Wrocławska prokuratura zajmie się sprawdzeniem, czy policjanci zgodnie z prawem użyli siły podczas bójki pseudokibiców z siłami porządkowymi. Do bójki doszło 21. maja podczas meczu Śląska Wrocław z Lechią Gdańsk. W jej wyniku rannych zostało dwóch policjantów i dwie osoby postronne.
Jak powiedziała rzeczniczka wrocławskiej prokuratury Małgorzata Klaus, oprócz dwóch policjantów w wyniku starć ranny został 13-letni chłopiec oraz właściciel jednego ze stoisk gastronomicznych mieszczących się przy stadionie.
- Materiały w tej sprawie otrzymaliśmy z jednego z wrocławskich komisariatów. Prokuratura sprawdzi, czy użycie broni gładkolufowej było zasadne. W tej sprawie przesłuchany już został właściciel stoiska gastronomicznego - powiedziała prok. Klaus.
Zamieszki we Wrocławiu (CZYTAJ WIĘCEJ NA TEN TEMAT)
Do zamieszek doszło podczas meczu Śląska Wrocław z Lechią Gdańsk. Kilkaset osób zaatakowało w trakcie spotkania służby porządkowe i policję. W sumie cztery osoby zostały niegroźnie ranne, w tym dwóch policjantów. Chuligani uszkodzili kilka aut.
Policjanci użyli gazu pieprzowego, a kiedy to nie pomogło, także broni gładkolufowej. Po blisko pół godzinie zamieszanie na stadionie udało się opanować. Po meczu kibice w eskorcie policji zaczęli się rozchodzić.

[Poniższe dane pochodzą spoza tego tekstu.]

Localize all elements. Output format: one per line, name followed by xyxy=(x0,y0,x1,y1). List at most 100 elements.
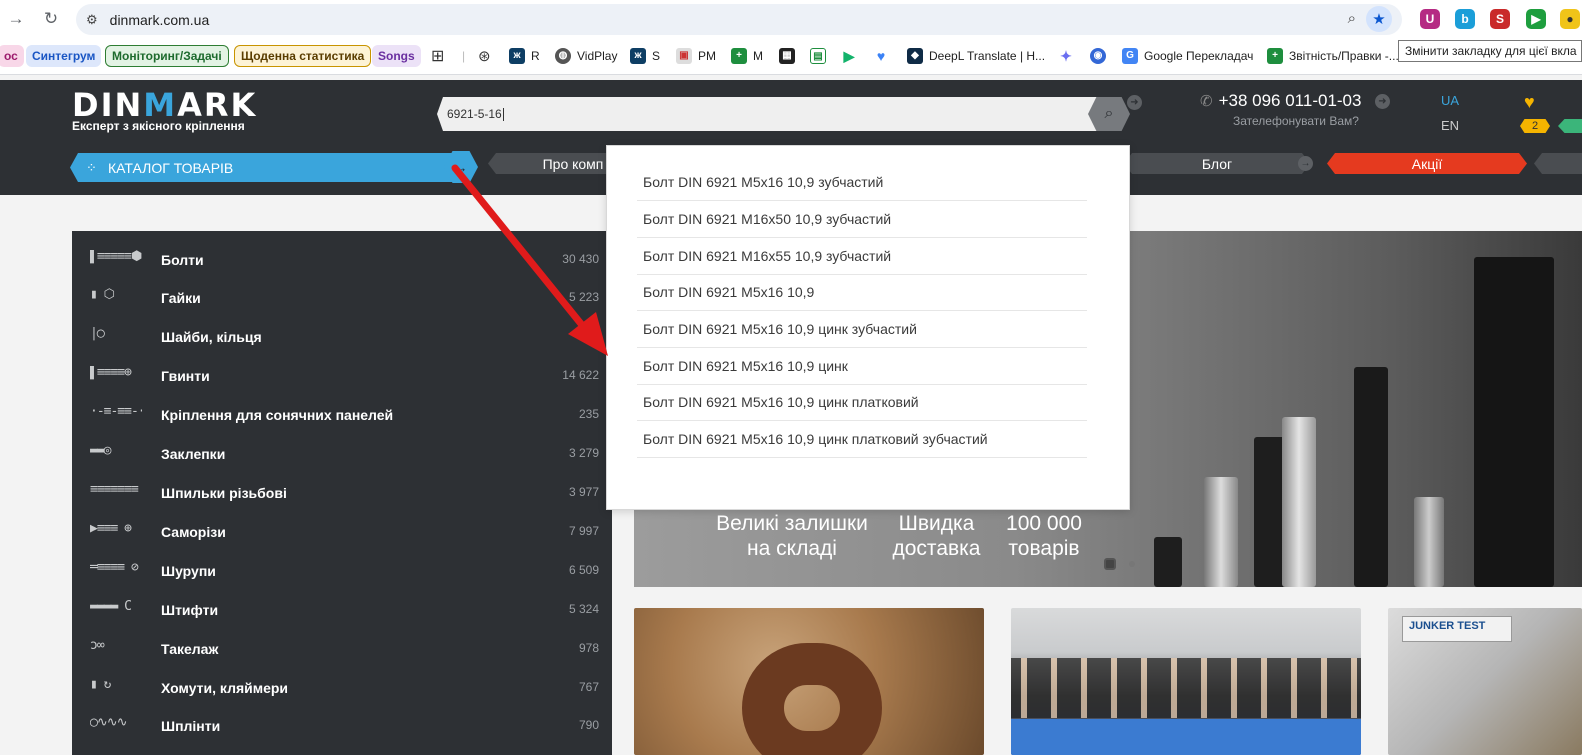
promo-tile-washer[interactable] xyxy=(634,608,984,755)
zoom-icon[interactable]: ⌕ xyxy=(1348,10,1356,27)
category-count: 3 279 xyxy=(568,446,599,460)
category-item-bolts[interactable]: ▌≡≡≡≡≡⬢ Болти 30 430 xyxy=(72,241,612,280)
promo-tile-team[interactable] xyxy=(1011,608,1361,755)
globe-icon: ◍ xyxy=(555,48,571,64)
category-label: Шайби, кільця xyxy=(161,329,262,345)
search-suggestion[interactable]: Болт DIN 6921 M5x16 10,9 зубчастий xyxy=(637,164,1087,201)
bookmark-item[interactable]: жS xyxy=(630,45,660,67)
video-extension-icon[interactable]: ▶ xyxy=(1526,9,1546,29)
b-extension-icon[interactable]: b xyxy=(1455,9,1475,29)
reload-icon[interactable]: ↻ xyxy=(40,8,62,30)
wood-screw-icon: ═≡≡≡≡ ⊘ xyxy=(90,561,139,575)
carousel-dot[interactable] xyxy=(1129,561,1135,567)
self-tapping-screw-icon: ▶≡≡≡ ⊕ xyxy=(90,522,132,536)
category-item-rigging[interactable]: ɔ∞ Такелаж 978 xyxy=(72,630,612,669)
bookmark-item[interactable]: ▣ PM xyxy=(676,45,716,67)
category-item-washers[interactable]: │◯ Шайби, кільця 5 0 xyxy=(72,318,612,357)
yellow-extension-icon[interactable]: ● xyxy=(1560,9,1580,29)
category-item-rivets[interactable]: ▬▬◎ Заклепки 3 279 xyxy=(72,435,612,474)
category-item-threaded-rods[interactable]: ≡≡≡≡≡≡≡ Шпильки різьбові 3 977 xyxy=(72,474,612,513)
search-suggestion[interactable]: Болт DIN 6921 M5x16 10,9 цинк платковий xyxy=(637,384,1087,421)
lang-en[interactable]: EN xyxy=(1441,118,1459,133)
bookmark-label: Щоденна статистика xyxy=(241,49,365,63)
phone-icon: ✆ xyxy=(1200,93,1213,110)
category-item-solar-mounts[interactable]: ·-≡-≡≡-· Кріплення для сонячних панелей … xyxy=(72,396,612,435)
category-item-screws[interactable]: ▌≡≡≡≡⊕ Гвинти 14 622 xyxy=(72,357,612,396)
banner-text: Швидка xyxy=(898,512,975,535)
nut-icon: ▮ ⬡ xyxy=(90,288,115,302)
bookmark-item[interactable]: ◍ VidPlay xyxy=(555,45,617,67)
search-input[interactable]: 6921-5-16 xyxy=(437,97,1097,131)
category-label: Кріплення для сонячних панелей xyxy=(161,407,394,423)
search-suggestion[interactable]: Болт DIN 6921 M5x16 10,9 xyxy=(637,274,1087,311)
bookmark-item[interactable]: жR xyxy=(509,45,540,67)
bookmark-item[interactable]: ◆ DeepL Translate | H... xyxy=(907,45,1045,67)
grid-icon[interactable]: ⊞ xyxy=(431,45,444,67)
search-suggestion[interactable]: Болт DIN 6921 M5x16 10,9 цинк зубчастий xyxy=(637,311,1087,348)
lang-ua[interactable]: UA xyxy=(1441,93,1459,108)
url-text[interactable]: dinmark.com.ua xyxy=(110,12,210,28)
category-item-nuts[interactable]: ▮ ⬡ Гайки 5 223 xyxy=(72,279,612,318)
nav-more[interactable] xyxy=(1534,153,1582,174)
phone-number[interactable]: ✆ +38 096 011-01-03 xyxy=(1200,91,1361,111)
podcast-icon[interactable]: ◉ xyxy=(1090,45,1112,67)
bookmark-label: M xyxy=(753,49,763,63)
heart-icon[interactable]: ♥ xyxy=(873,45,895,67)
search-suggestion[interactable]: Болт DIN 6921 M5x16 10,9 цинк xyxy=(637,348,1087,385)
catalog-label: КАТАЛОГ ТОВАРІВ xyxy=(108,160,234,176)
category-count: 6 509 xyxy=(568,563,599,577)
site-settings-icon[interactable]: ⚙ xyxy=(86,12,98,28)
bookmarks-bar: ос Синтегрум Моніторинг/Задачі Щоденна с… xyxy=(0,38,1582,75)
bookmark-item[interactable]: + M xyxy=(731,45,763,67)
banner-bolt-image xyxy=(1414,497,1444,587)
carousel-dot[interactable] xyxy=(1104,558,1116,570)
nav-promo[interactable]: Акції xyxy=(1327,153,1527,174)
rozetka-icon: ж xyxy=(509,48,525,64)
promo-tile-junker[interactable]: JUNKER TEST xyxy=(1388,608,1582,755)
bookmark-item[interactable]: + Звітність/Правки -... xyxy=(1267,45,1399,67)
category-item-pins[interactable]: ▬▬▬▬ C Штифти 5 324 xyxy=(72,591,612,630)
arrow-right-icon[interactable]: ➜ xyxy=(1375,94,1390,109)
search-suggestion[interactable]: Болт DIN 6921 M5x16 10,9 цинк платковий … xyxy=(637,421,1087,458)
bookmark-item[interactable]: ос xyxy=(0,45,24,67)
category-item-self-tapping-screws[interactable]: ▶≡≡≡ ⊕ Саморізи 7 997 xyxy=(72,513,612,552)
bookmark-item[interactable]: Синтегрум xyxy=(26,45,102,67)
forward-icon[interactable]: → xyxy=(5,8,27,30)
calendar-icon[interactable]: ▤ xyxy=(810,45,832,67)
sheets-icon: + xyxy=(1267,48,1283,64)
bookmark-item[interactable]: Моніторинг/Задачі xyxy=(105,45,229,67)
nav-blog-label: Блог xyxy=(1201,155,1233,172)
bookmark-star-icon[interactable]: ★ xyxy=(1366,6,1392,32)
search-suggestion[interactable]: Болт DIN 6921 M16x50 10,9 зубчастий xyxy=(637,201,1087,238)
address-bar[interactable]: ⚙ dinmark.com.ua ⌕ ★ xyxy=(76,4,1402,35)
category-label: Шплінти xyxy=(161,718,221,734)
banner-feature-stock: Великі залишки на складі xyxy=(712,511,872,561)
bookmark-item[interactable]: Щоденна статистика xyxy=(234,45,372,67)
favorites-icon[interactable]: ♥ xyxy=(1524,92,1535,113)
browser-toolbar: → ↻ ⚙ dinmark.com.ua ⌕ ★ U b S ▶ ● xyxy=(0,0,1582,38)
bookmark-item[interactable]: G Google Перекладач xyxy=(1122,45,1253,67)
play-icon[interactable]: ▶ xyxy=(841,45,863,67)
s-extension-icon[interactable]: S xyxy=(1490,9,1510,29)
search-suggestion[interactable]: Болт DIN 6921 M16x55 10,9 зубчастий xyxy=(637,238,1087,275)
nav-blog[interactable]: Блог xyxy=(1124,153,1310,174)
category-item-clamps[interactable]: ▮ ↻ Хомути, кляймери 767 xyxy=(72,669,612,708)
openai-icon[interactable]: ⊛ xyxy=(478,45,491,67)
banner-text: Великі залишки xyxy=(716,512,868,535)
callback-link[interactable]: Зателефонувати Вам? xyxy=(1233,114,1359,128)
bookmark-label: Синтегрум xyxy=(32,49,96,63)
search-button[interactable]: ⌕ xyxy=(1088,97,1130,131)
s-app-icon: ж xyxy=(630,48,646,64)
ublock-icon[interactable]: U xyxy=(1420,9,1440,29)
gemini-icon[interactable]: ✦ xyxy=(1058,45,1080,67)
phone-text: +38 096 011-01-03 xyxy=(1218,91,1362,110)
arrow-right-icon[interactable]: ➜ xyxy=(1127,95,1142,110)
category-label: Шпильки різьбові xyxy=(161,485,287,501)
washer-image xyxy=(742,643,882,755)
arrow-right-icon[interactable]: → xyxy=(1298,156,1313,171)
bookmark-item[interactable]: Songs xyxy=(372,45,421,67)
mosaic-icon[interactable]: ▦ xyxy=(779,45,801,67)
category-item-cotter-pins[interactable]: ◯∿∿∿ Шплінти 790 xyxy=(72,707,612,746)
catalog-button[interactable]: ⁘ КАТАЛОГ ТОВАРІВ xyxy=(70,153,454,182)
category-item-wood-screws[interactable]: ═≡≡≡≡ ⊘ Шурупи 6 509 xyxy=(72,552,612,591)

Tuż po zamieszkach policja zatrzymała 9 pseudokibiców, ale dwóch z nich po przesłuchaniu zostało zwolnionych. Pozostałych sąd grodzki ukarał już karami grzywny i dwuletnim zakazem stadionowym. Jeden z pseudokibiców usłyszał ponadto zarzut uszkodzenia mienia. Wyrok w tej sprawie ma zapaść 3 czerwca.